First, we had already learned that standardization and mandatory adoption were essential. So, in January, we put together an internal plan that focused on a new set of shared patterns, structured exploration, training, and a near-term AI-powered SDLC baseline. This involved standardizing Skills, Plans, Subagents, and more – the new primitives for AI development. The overall message to our engineers was: “Agents write code, you supervise them.”

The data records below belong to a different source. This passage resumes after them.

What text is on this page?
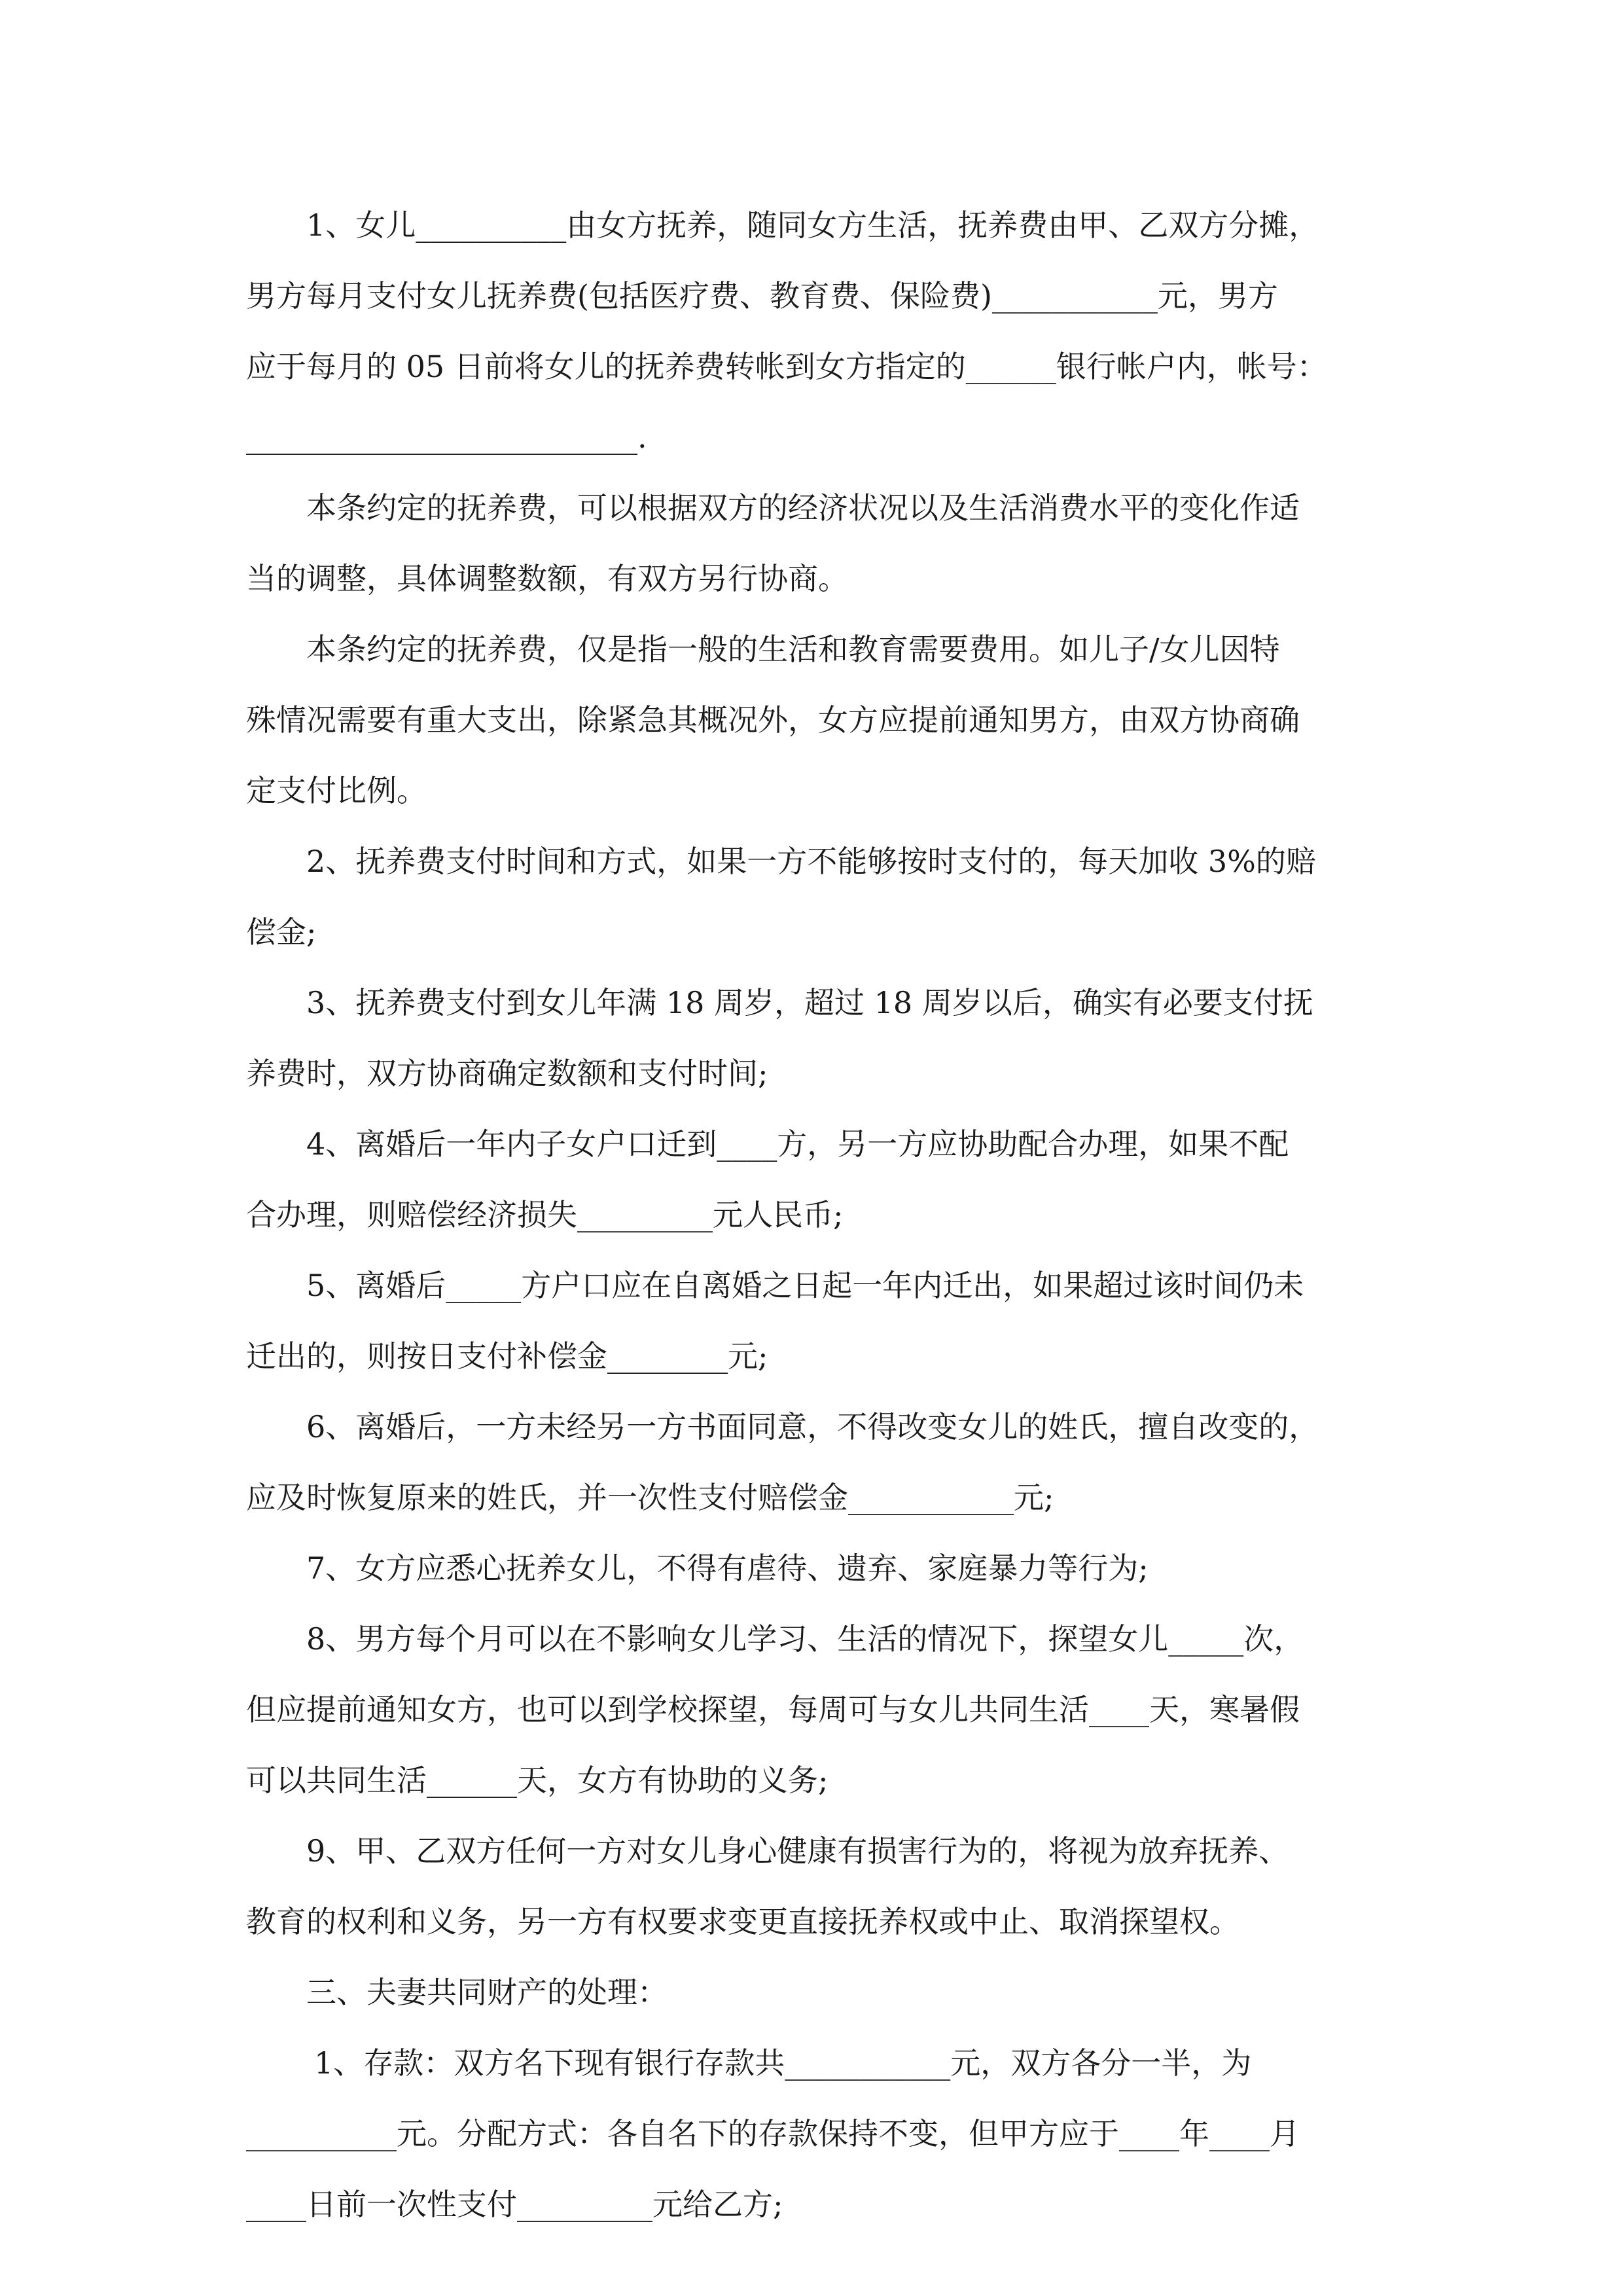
1、女儿__________由女方抚养，随同女方生活，抚养费由甲、乙双方分摊，
男方每月支付女儿抚养费(包括医疗费、教育费、保险费)___________元，男方
应于每月的 05 日前将女儿的抚养费转帐到女方指定的______银行帐户内，帐号：
__________________________.

本条约定的抚养费，可以根据双方的经济状况以及生活消费水平的变化作适
当的调整，具体调整数额，有双方另行协商。

本条约定的抚养费，仅是指一般的生活和教育需要费用。如儿子/女儿因特
殊情况需要有重大支出，除紧急其概况外，女方应提前通知男方，由双方协商确
定支付比例。

2、抚养费支付时间和方式，如果一方不能够按时支付的，每天加收 3%的赔
偿金;

3、抚养费支付到女儿年满 18 周岁，超过 18 周岁以后，确实有必要支付抚
养费时，双方协商确定数额和支付时间;

4、离婚后一年内子女户口迁到____方，另一方应协助配合办理，如果不配
合办理，则赔偿经济损失_________元人民币;

5、离婚后_____方户口应在自离婚之日起一年内迁出，如果超过该时间仍未
迁出的，则按日支付补偿金________元;

6、离婚后，一方未经另一方书面同意，不得改变女儿的姓氏，擅自改变的，
应及时恢复原来的姓氏，并一次性支付赔偿金___________元;

7、女方应悉心抚养女儿，不得有虐待、遗弃、家庭暴力等行为;

8、男方每个月可以在不影响女儿学习、生活的情况下，探望女儿_____次，
但应提前通知女方，也可以到学校探望，每周可与女儿共同生活____天，寒暑假
可以共同生活______天，女方有协助的义务;

9、甲、乙双方任何一方对女儿身心健康有损害行为的，将视为放弃抚养、
教育的权利和义务，另一方有权要求变更直接抚养权或中止、取消探望权。

三、夫妻共同财产的处理：

1、存款：双方名下现有银行存款共___________元，双方各分一半，为
__________元。分配方式：各自名下的存款保持不变，但甲方应于____年____月
____日前一次性支付_________元给乙方;
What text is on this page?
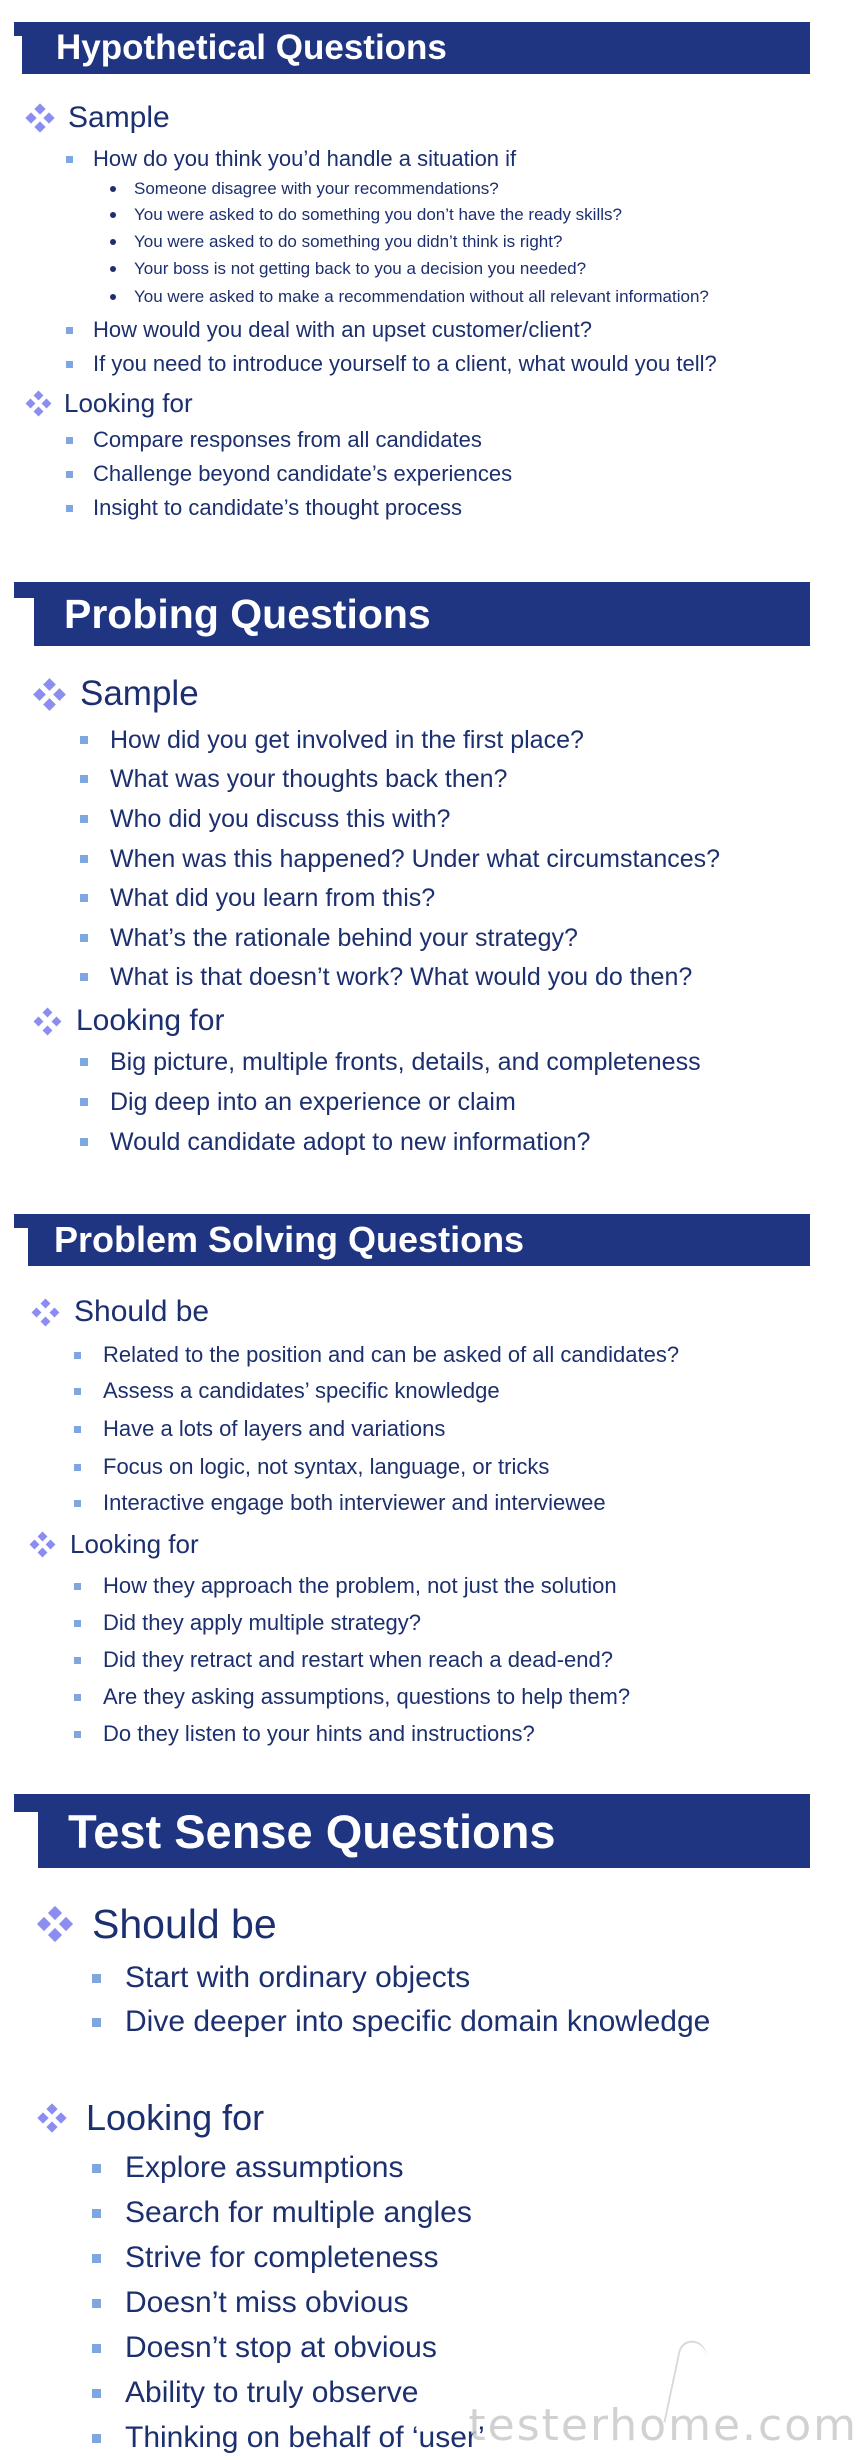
Hypothetical Questions
Sample
How do you think you’d handle a situation if
Someone disagree with your recommendations?
You were asked to do something you don’t have the ready skills?
You were asked to do something you didn’t think is right?
Your boss is not getting back to you a decision you needed?
You were asked to make a recommendation without all relevant information?
How would you deal with an upset customer/client?
If you need to introduce yourself to a client, what would you tell?
Looking for
Compare responses from all candidates
Challenge beyond candidate’s experiences
Insight to candidate’s thought process
Probing Questions
Sample
How did you get involved in the first place?
What was your thoughts back then?
Who did you discuss this with?
When was this happened? Under what circumstances?
What did you learn from this?
What’s the rationale behind your strategy?
What is that doesn’t work? What would you do then?
Looking for
Big picture, multiple fronts, details, and completeness
Dig deep into an experience or claim
Would candidate adopt to new information?
Problem Solving Questions
Should be
Related to the position and can be asked of all candidates?
Assess a candidates’ specific knowledge
Have a lots of layers and variations
Focus on logic, not syntax, language, or tricks
Interactive engage both interviewer and interviewee
Looking for
How they approach the problem, not just the solution
Did they apply multiple strategy?
Did they retract and restart when reach a dead-end?
Are they asking assumptions, questions to help them?
Do they listen to your hints and instructions?
Test Sense Questions
Should be
Start with ordinary objects
Dive deeper into specific domain knowledge
Looking for
Explore assumptions
Search for multiple angles
Strive for completeness
Doesn’t miss obvious
Doesn’t stop at obvious
Ability to truly observe
Thinking on behalf of ‘user’
testerhome.com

Second, we needed to address the new bottlenecks immediately. Our first focus would be the bottom of the funnel: review, testing, CI, and the mechanical friction that slows down code that is already ready to ship (though we believe there are plenty of other new bottlenecks too).

So we began building a whole bunch of tools and AI-powered workflows to support an AI-native SDLC where PRs can converge faster, infrastructure bottlenecks can be resolved automatically, and engineers can stay focused on the areas where judgment matters most. These tools will be the focus of our next few posts.

The result? Since January, we have increased our code output by an additional 3x and lowered cycle times* by 50%.

That wasn’t made possible by just a new model or a new tool. It has required a fundamental re-thinking of the entire SDLC. And this is the second essential lesson: to achieve all the gains we believe are possible, the entire SDLC must be rebuilt to be AI-native.

Combined with our earlier gains, we are now shipping about 10x more code than we were two years ago. And we feel like we’re just getting started.

In the next post, we will cover in detail where we felt the pressure of new bottlenecks first: the bottom of the funnel. As code output increased, review, testing, and CI could not keep up. We will break down what failed, what we changed, and how this led us to build a harness for AI-native software delivery.

 

†An Aside: Measuring Output
Any measurement is controversial – more code does not necessarily equal functionality or quality or customer value.
But, to know we’re making progress, we need to measure something. So we’ve chosen three output metrics: lines-of-code per engineer-week (LOC Pew), merge-requests per engineer-week (MR Pew), and merge-request cycle time (how long it takes an MR to go from submitted to deployed). Whenever we tout an “N% increase in output,” we mean that at least one of LOC Pew or MR Pew increased by that much, and usually both.